In an address that was both pragmatic and optimistic about the role of government, Seattle Mayor Ed Murray today vowed to address issues such as income inequality and global warming in the city, as well as its crumbling residential streets and rapid growth.
“Local government has always served as the laboratory of democracy in America,” Murray told a standing-room only crowd at City Hall. “We have the opportunity to again lead on disparity in pay and housing, on urban policing, on the environment and universal pre-[kindergarten].”

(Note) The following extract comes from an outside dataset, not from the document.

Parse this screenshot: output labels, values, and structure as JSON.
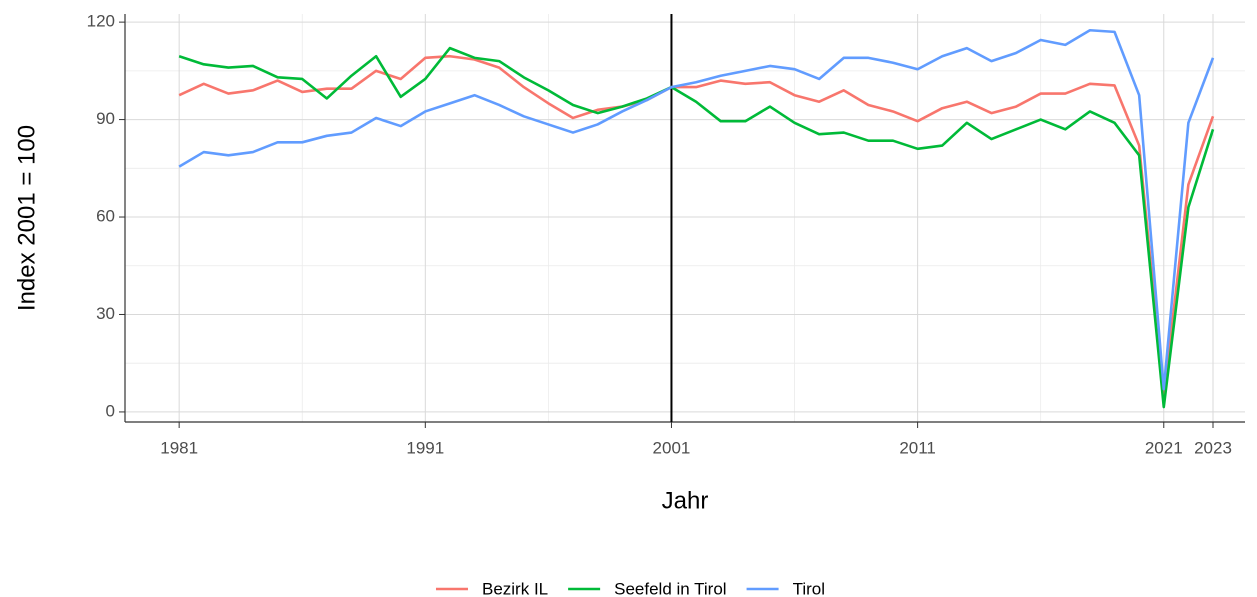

In his first State of the City speech, Murray tried to tap into the energy and excitement over the Seahawks Superbowl win, praising the team as “very Seattle” in its intelligence, focus on fundamentals and innovative leadership.
But his delivery undercut the message of enthusiasm and accomplishment. Murray read from a script and often stumbled over words.
“It wasn’t what I would call an inspirational speech,” said Councilmember Nick Licata. “He was really giving a report on the challenges the city faces and how he intends to meet them.”
Murray promised to convene a group of stakeholders to recommend a plan for affordable housing. He renewed his pledge to work for a $15 minimum wage and he announced a Neighborhood Summit on April 5 for residents to talk about growth, neighborhood character and the future.
“I understand that this will unfold differently in each of Seattle’s unique neighborhoods–and it’s a conversation I am very excited to begin with all of Seattle’s neighborhoods,” Murray said.